“Notweed” Exhibit Opens March 11 at Northern Vermont University-Johnson
“Notweed,” a multimedia exhibit that features 500 hanging stalks of Japanese knotweed, soundscapes and interactive contemporary dance, will run March 11-April 5 at Julian Scott Memorial Gallery at Northern Vermont University-Johnson.
The exhibit of work by NVU-Johnson associate professor of digital art Sean Clute, a reception 3-5 p.m. March 14, and a dance performance by Pauline Jennings at the gallery at 7 p.m. March 28 are free for the public.
Clute and Jennings are co-artistic directors of the multimedia dance company Double Vision. The dance performance also will feature the work of composer and Goddard College faculty member Otto Muller.
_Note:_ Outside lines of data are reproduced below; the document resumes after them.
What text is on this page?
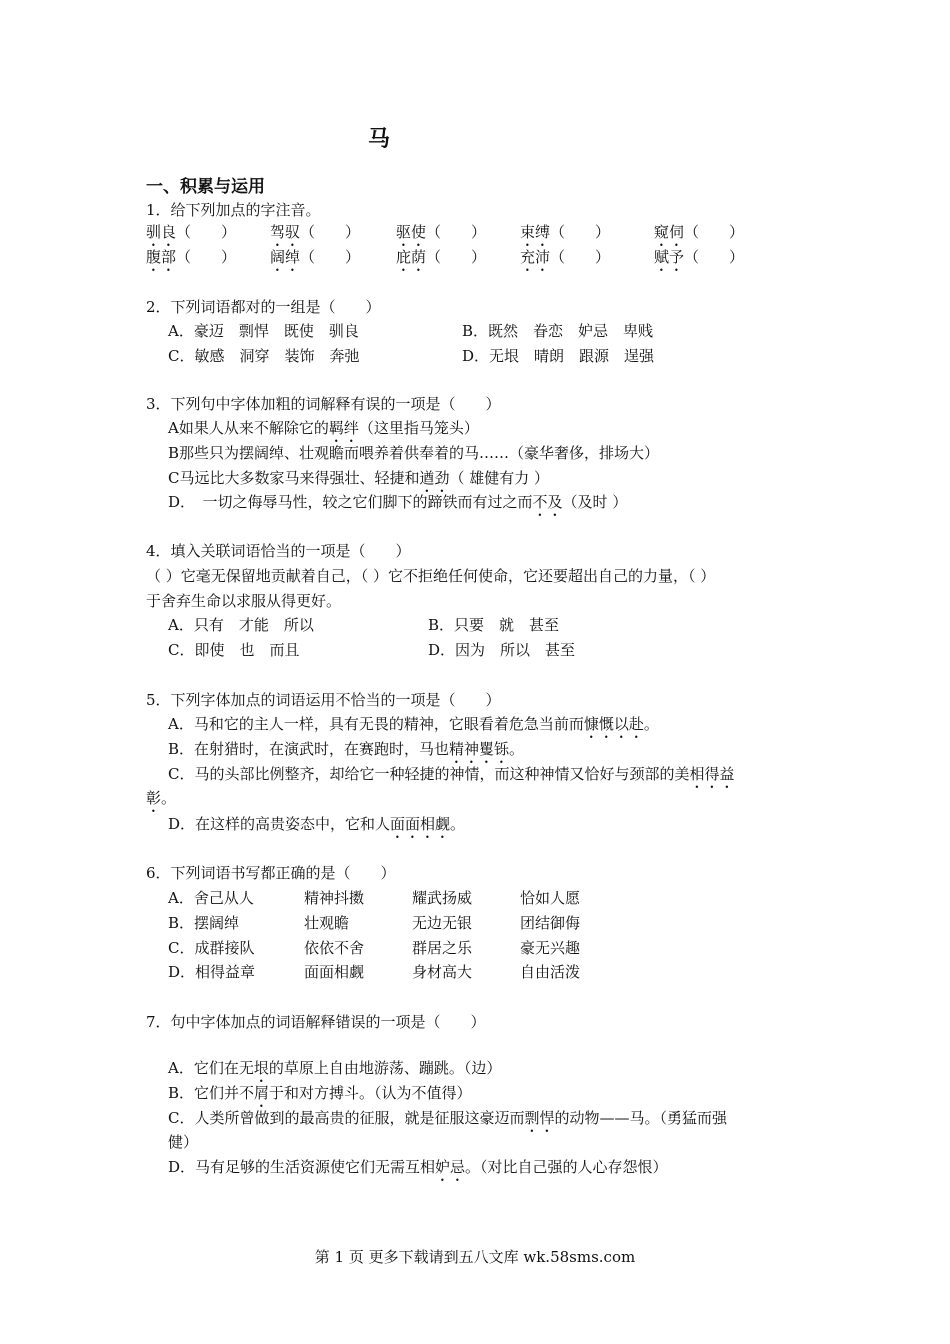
马
一、积累与运用
1．给下列加点的字注音。
驯良（　　） 驾驭（　　） 驱使（　　） 束缚（　　）	窥伺（　　）
腹部（　　） 阔绰（　　） 庇荫（　　） 充沛（　　）	赋予（　　）
2．下列词语都对的一组是（　　）
A．豪迈　剽悍　既使　驯良	B．既然　眷恋　妒忌　卑贱
C．敏感　洞穿　装饰　奔弛	D．无垠　晴朗　跟源　逞强
3．下列句中字体加粗的词解释有误的一项是（　　）
A如果人从来不解除它的羁绊（这里指马笼头）
B那些只为摆阔绰、壮观瞻而喂养着供奉着的马……（豪华奢侈，排场大）
C马远比大多数家马来得强壮、轻捷和遒劲（ 雄健有力 ）
D．　一切之侮辱马性，较之它们脚下的蹄铁而有过之而不及（及时 ）
4．填入关联词语恰当的一项是（　　）
（ ）它毫无保留地贡献着自己，（ ）它不拒绝任何使命，它还要超出自己的力量，（ ）
于舍弃生命以求服从得更好。
A．只有　才能　所以	B．只要　就　甚至
C．即使　也　而且	D．因为　所以　甚至
5．下列字体加点的词语运用不恰当的一项是（　　）
A．马和它的主人一样，具有无畏的精神，它眼看着危急当前而慷慨以赴。
B．在射猎时，在演武时，在赛跑时，马也精神矍铄。
C．马的头部比例整齐，却给它一种轻捷的神情，而这种神情又恰好与颈部的美相得益
彰。
D．在这样的高贵姿态中，它和人面面相觑。
6．下列词语书写都正确的是（　　）
A．舍己从人	精神抖擞	耀武扬威	恰如人愿
B．摆阔绰	壮观瞻	无边无银	团结御侮
C．成群接队	依依不舍	群居之乐	豪无兴趣
D．相得益章	面面相觑	身材高大	自由活泼
7．句中字体加点的词语解释错误的一项是（　　）
A．它们在无垠的草原上自由地游荡、蹦跳。（边）
B．它们并不屑于和对方搏斗。（认为不值得）
C．人类所曾做到的最高贵的征服，就是征服这豪迈而剽悍的动物——马。（勇猛而强
健）
D．马有足够的生活资源使它们无需互相妒忌。（对比自己强的人心存怨恨）
第 1 页 更多下载请到五八文库 wk.58sms.com
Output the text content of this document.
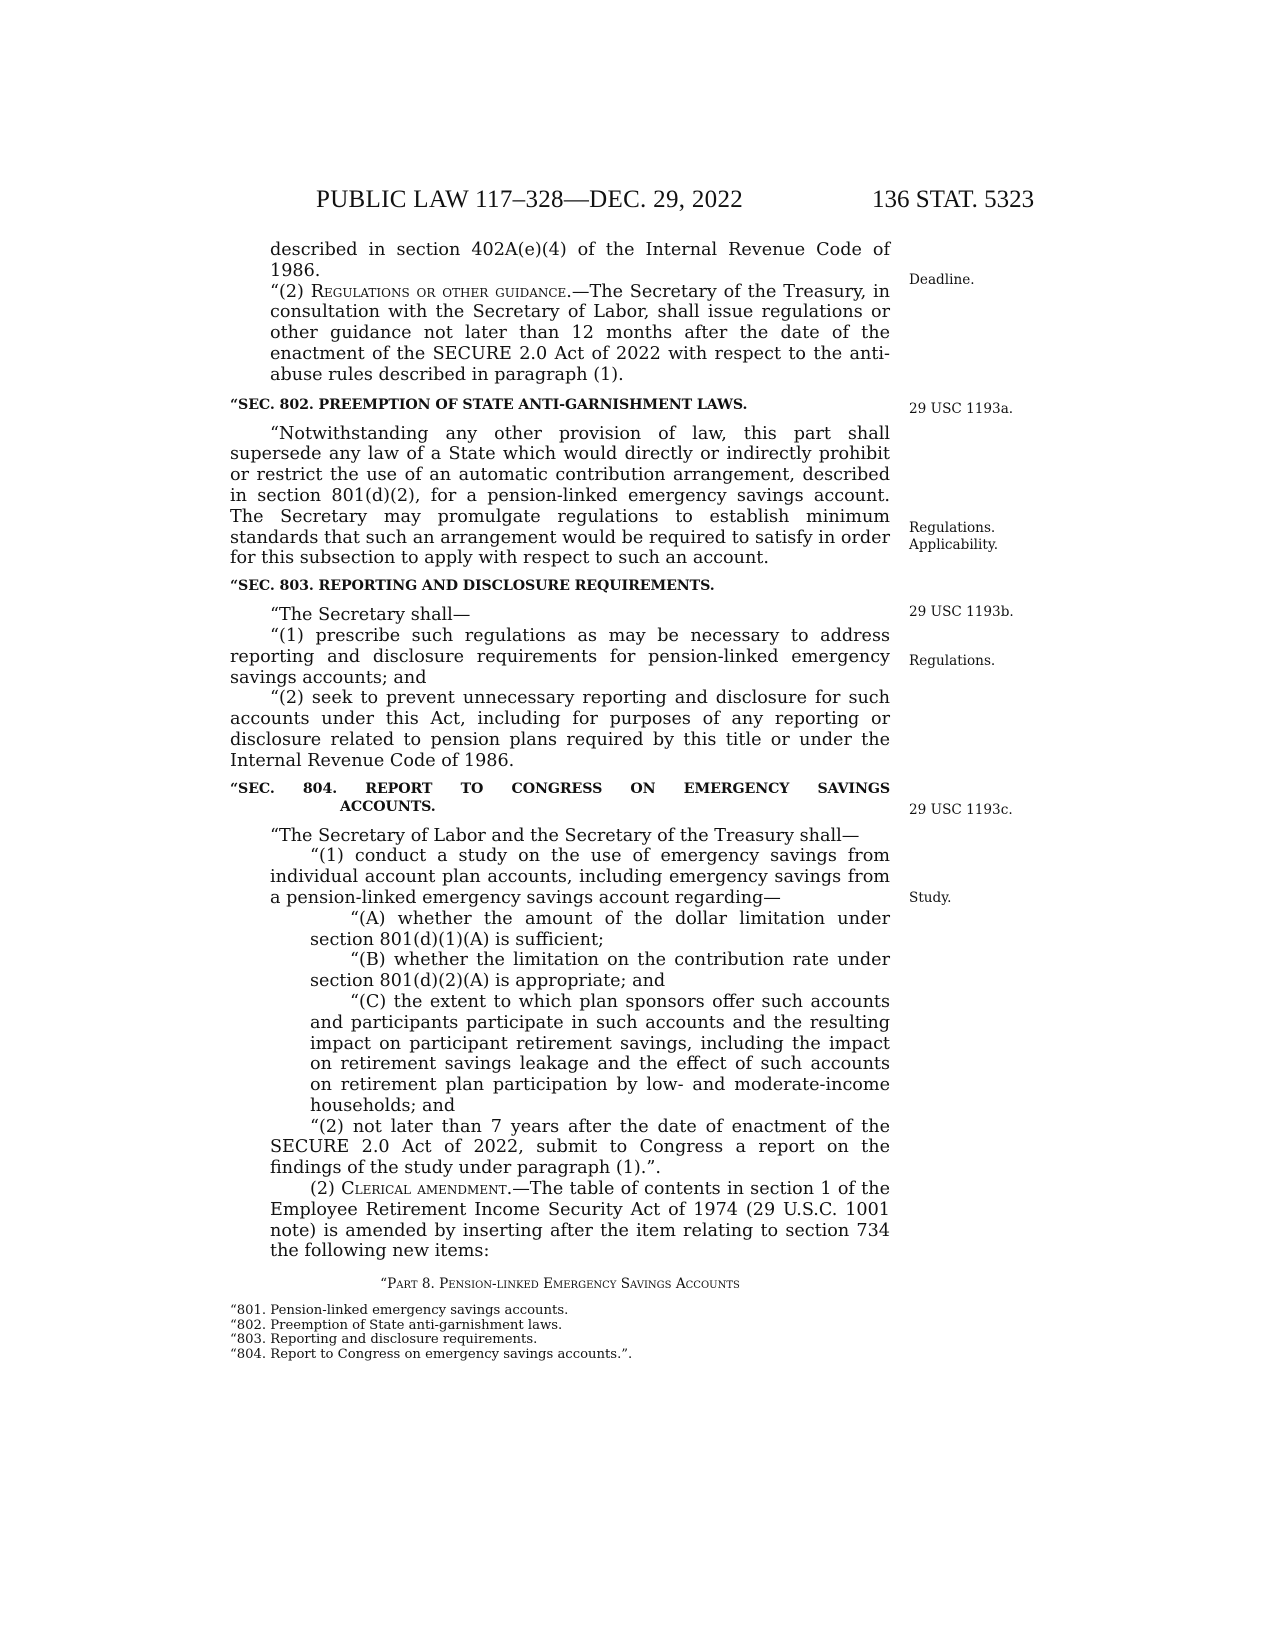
PUBLIC LAW 117–328—DEC. 29, 2022	136 STAT. 5323

described in section 402A(e)(4) of the Internal Revenue Code of 1986.

“(2) Regulations or other guidance.—The Secretary of the Treasury, in consultation with the Secretary of Labor, shall issue regulations or other guidance not later than 12 months after the date of the enactment of the SECURE 2.0 Act of 2022 with respect to the anti-abuse rules described in paragraph (1).

“SEC. 802. PREEMPTION OF STATE ANTI-GARNISHMENT LAWS.

“Notwithstanding any other provision of law, this part shall supersede any law of a State which would directly or indirectly prohibit or restrict the use of an automatic contribution arrangement, described in section 801(d)(2), for a pension-linked emergency savings account. The Secretary may promulgate regulations to establish minimum standards that such an arrangement would be required to satisfy in order for this subsection to apply with respect to such an account.

“SEC. 803. REPORTING AND DISCLOSURE REQUIREMENTS.

“The Secretary shall—

“(1) prescribe such regulations as may be necessary to address reporting and disclosure requirements for pension-linked emergency savings accounts; and

“(2) seek to prevent unnecessary reporting and disclosure for such accounts under this Act, including for purposes of any reporting or disclosure related to pension plans required by this title or under the Internal Revenue Code of 1986.

“SEC. 804. REPORT TO CONGRESS ON EMERGENCY SAVINGS
ACCOUNTS.

“The Secretary of Labor and the Secretary of the Treasury shall—

“(1) conduct a study on the use of emergency savings from individual account plan accounts, including emergency savings from a pension-linked emergency savings account regarding—

“(A) whether the amount of the dollar limitation under section 801(d)(1)(A) is sufficient;

“(B) whether the limitation on the contribution rate under section 801(d)(2)(A) is appropriate; and

“(C) the extent to which plan sponsors offer such accounts and participants participate in such accounts and the resulting impact on participant retirement savings, including the impact on retirement savings leakage and the effect of such accounts on retirement plan participation by low- and moderate-income households; and

“(2) not later than 7 years after the date of enactment of the SECURE 2.0 Act of 2022, submit to Congress a report on the findings of the study under paragraph (1).”.

(2) Clerical amendment.—The table of contents in section 1 of the Employee Retirement Income Security Act of 1974 (29 U.S.C. 1001 note) is amended by inserting after the item relating to section 734 the following new items:

“Part 8. Pension-linked Emergency Savings Accounts
“801. Pension-linked emergency savings accounts.
“802. Preemption of State anti-garnishment laws.
“803. Reporting and disclosure requirements.
“804. Report to Congress on emergency savings accounts.”.
Deadline.
29 USC 1193a.
Regulations.
Applicability.
29 USC 1193b.
Regulations.
29 USC 1193c.
Study.
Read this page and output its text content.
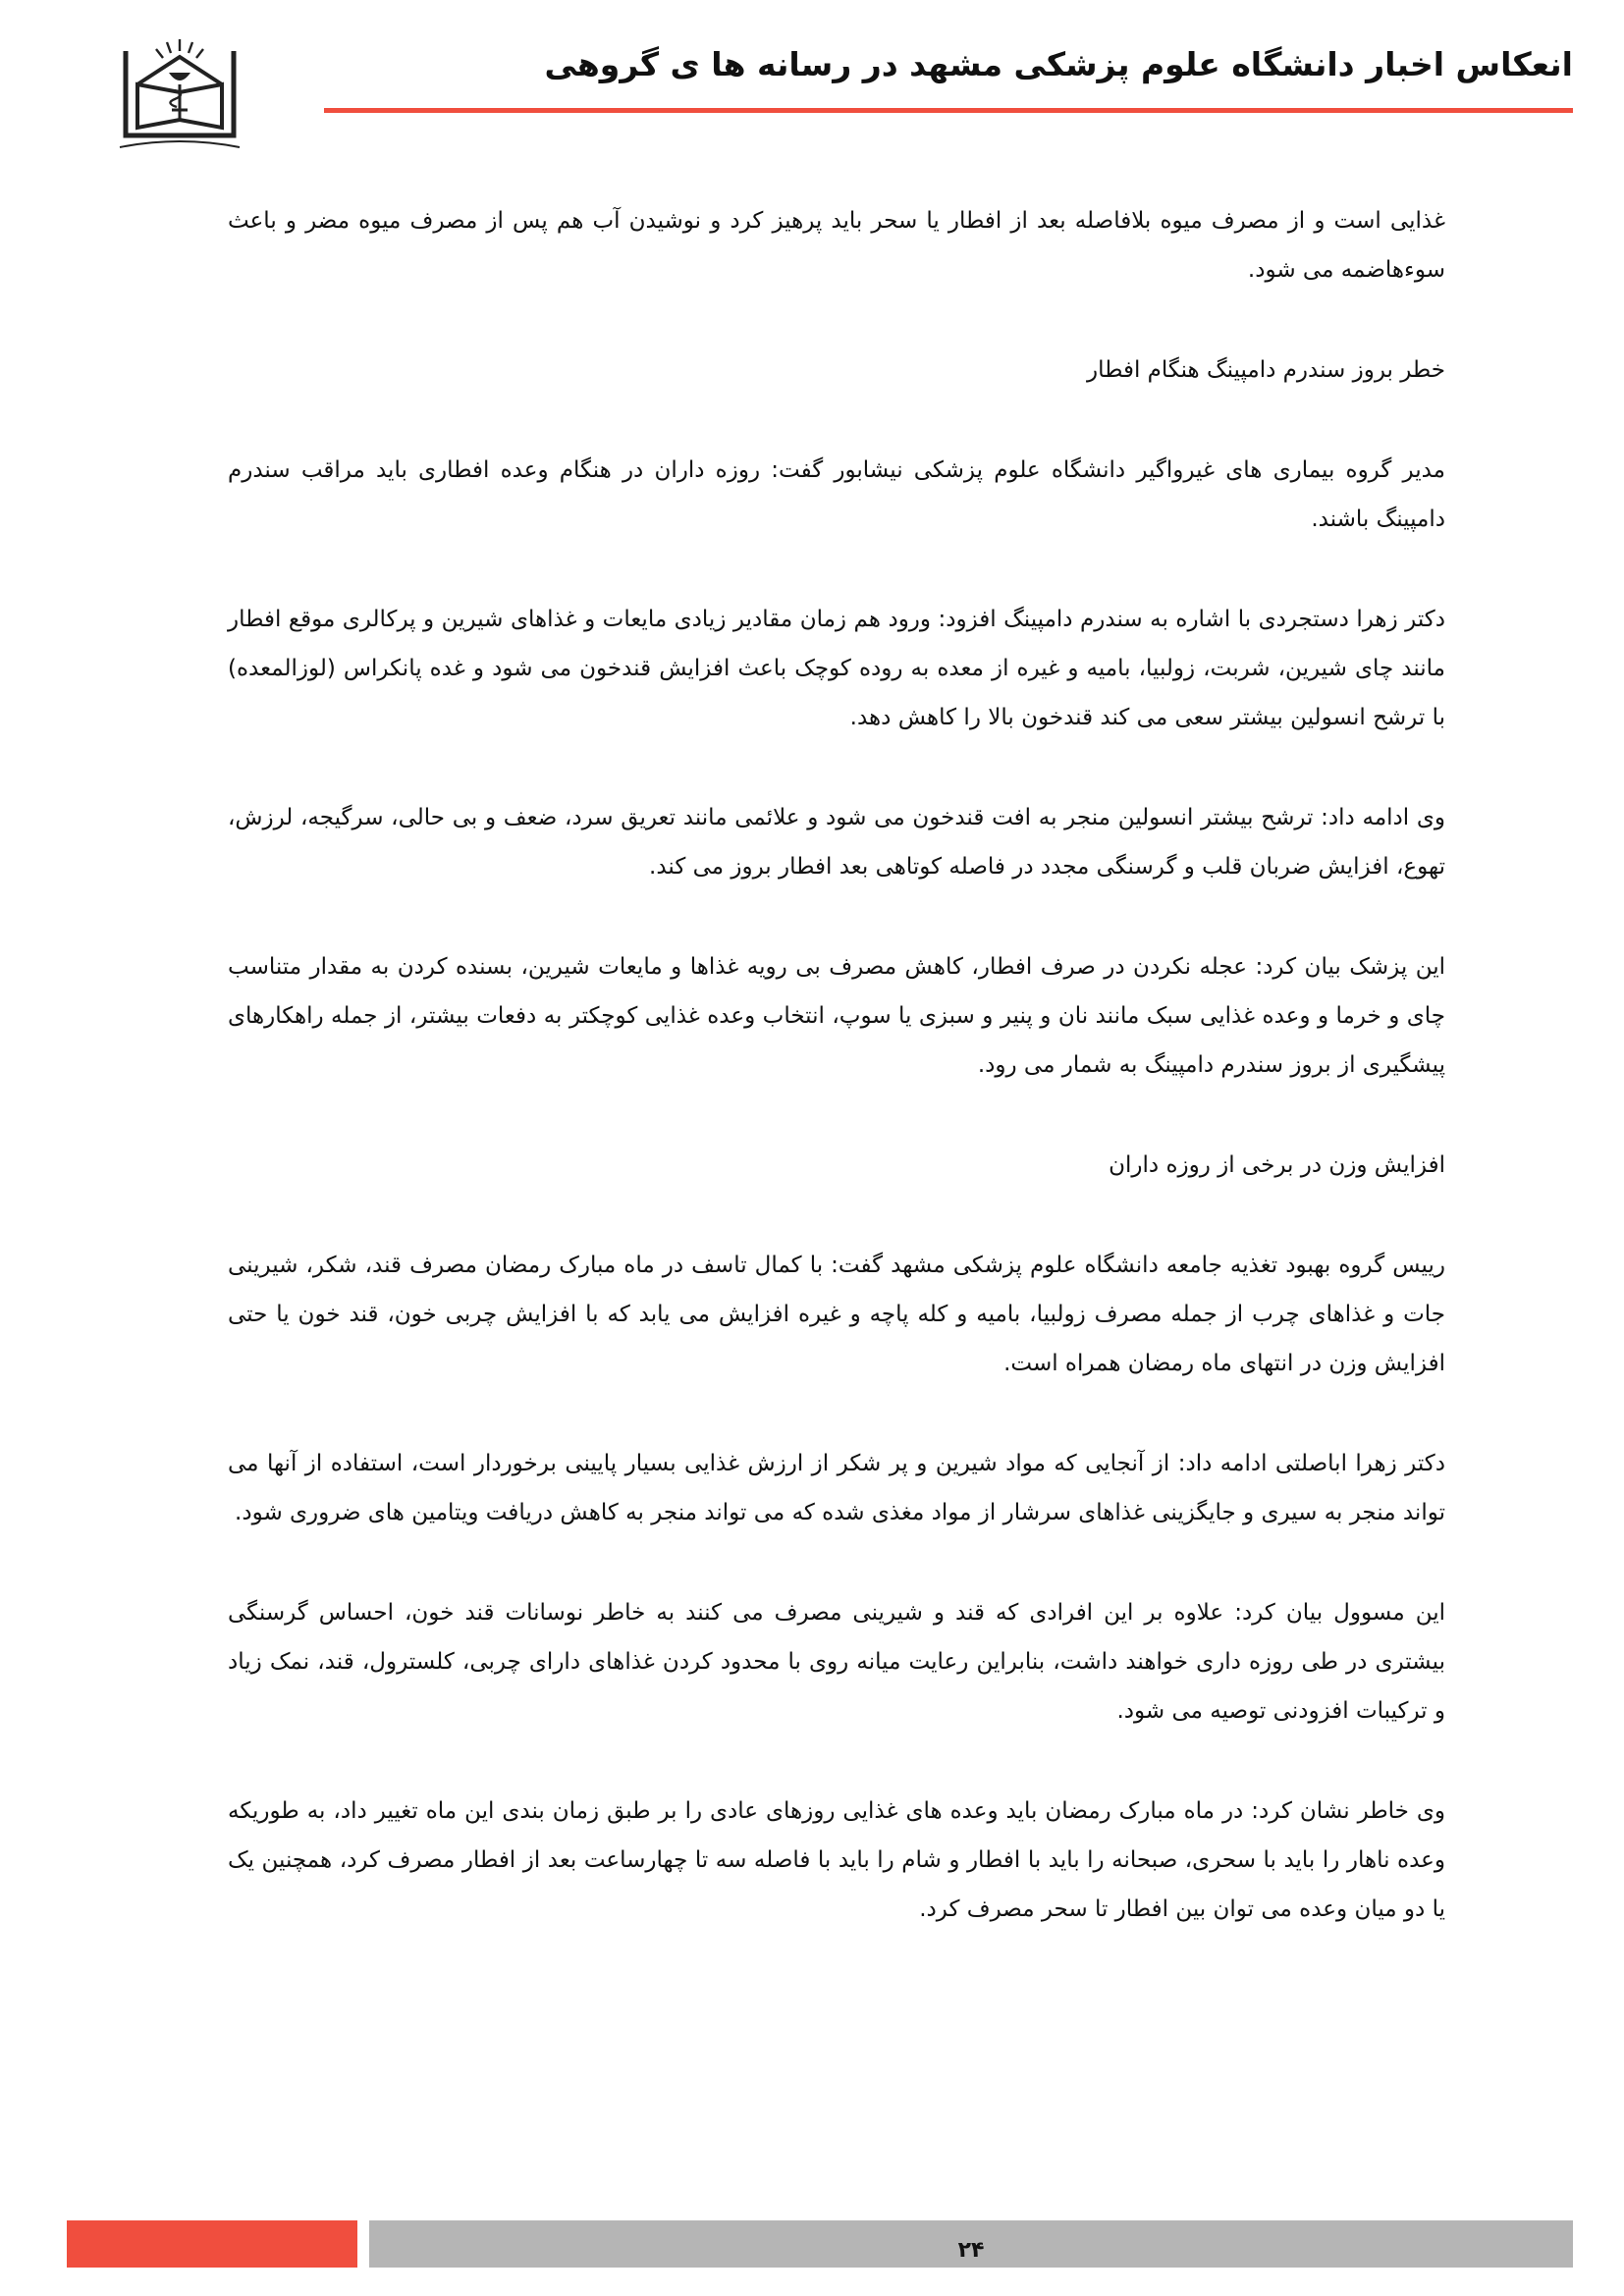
انعکاس اخبار دانشگاه علوم پزشکی مشهد در رسانه ها ی گروهی

غذایی است و از مصرف میوه بلافاصله بعد از افطار یا سحر باید پرهیز کرد و نوشیدن آب هم پس از مصرف میوه مضر و باعث سوءهاضمه می شود.

خطر بروز سندرم دامپینگ هنگام افطار

مدیر گروه بیماری های غیرواگیر دانشگاه علوم پزشکی نیشابور گفت: روزه داران در هنگام وعده افطاری باید مراقب سندرم دامپینگ باشند.

دکتر زهرا دستجردی با اشاره به سندرم دامپینگ افزود: ورود هم زمان مقادیر زیادی مایعات و غذاهای شیرین و پرکالری موقع افطار مانند چای شیرین، شربت، زولبیا، بامیه و غیره از معده به روده کوچک باعث افزایش قندخون می شود و غده پانکراس (لوزالمعده) با ترشح انسولین بیشتر سعی می کند قندخون بالا را کاهش دهد.

وی ادامه داد: ترشح بیشتر انسولین منجر به افت قندخون می شود و علائمی مانند تعریق سرد، ضعف و بی حالی، سرگیجه، لرزش، تهوع، افزایش ضربان قلب و گرسنگی مجدد در فاصله کوتاهی بعد افطار بروز می کند.

این پزشک بیان کرد: عجله نکردن در صرف افطار، کاهش مصرف بی رویه غذاها و مایعات شیرین، بسنده کردن به مقدار متناسب چای و خرما و وعده غذایی سبک مانند نان و پنیر و سبزی یا سوپ، انتخاب وعده غذایی کوچکتر به دفعات بیشتر، از جمله راهکارهای پیشگیری از بروز سندرم دامپینگ به شمار می رود.

افزایش وزن در برخی از روزه داران

رییس گروه بهبود تغذیه جامعه دانشگاه علوم پزشکی مشهد گفت: با کمال تاسف در ماه مبارک رمضان مصرف قند، شکر، شیرینی جات و غذاهای چرب از جمله مصرف زولبیا، بامیه و کله پاچه و غیره افزایش می یابد که با افزایش چربی خون، قند خون یا حتی افزایش وزن در انتهای ماه رمضان همراه است.

دکتر زهرا اباصلتی ادامه داد: از آنجایی که مواد شیرین و پر شکر از ارزش غذایی بسیار پایینی برخوردار است، استفاده از آنها می تواند منجر به سیری و جایگزینی غذاهای سرشار از مواد مغذی شده که می تواند منجر به کاهش دریافت ویتامین های ضروری شود.

این مسوول بیان کرد: علاوه بر این افرادی که قند و شیرینی مصرف می کنند به خاطر نوسانات قند خون، احساس گرسنگی بیشتری در طی روزه داری خواهند داشت، بنابراین رعایت میانه روی با محدود کردن غذاهای دارای چربی، کلسترول، قند، نمک زیاد و ترکیبات افزودنی توصیه می شود.

وی خاطر نشان کرد: در ماه مبارک رمضان باید وعده های غذایی روزهای عادی را بر طبق زمان بندی این ماه تغییر داد، به طوریکه وعده ناهار را باید با سحری، صبحانه را باید با افطار و شام را باید با فاصله سه تا چهارساعت بعد از افطار مصرف کرد، همچنین یک یا دو میان وعده می توان بین افطار تا سحر مصرف کرد.

۲۴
With Japanese knotweed identified as an invasive species in Vermont and other states, “Notweed” explores the concept of invasiveness. “The idea that an original, natural, native or good ecosystem can be destroyed by an invasion of outsiders often parallels rhetoric used to portray immigrants as an existential threat. The installation also explores the rural idyll, a kind of static and timeless ‘natural state’ that exists in opposition to the urban and its association with change and progress,” says Clute, director of the Media Arts Research Studio at NVU-Johnson.
The Julian Scott Memorial Gallery is open 10 a.m.-6 p.m. Tuesday-Friday, 10 a.m.-4 p.m. Saturday and during performances at Dibden Center for the Arts on campus.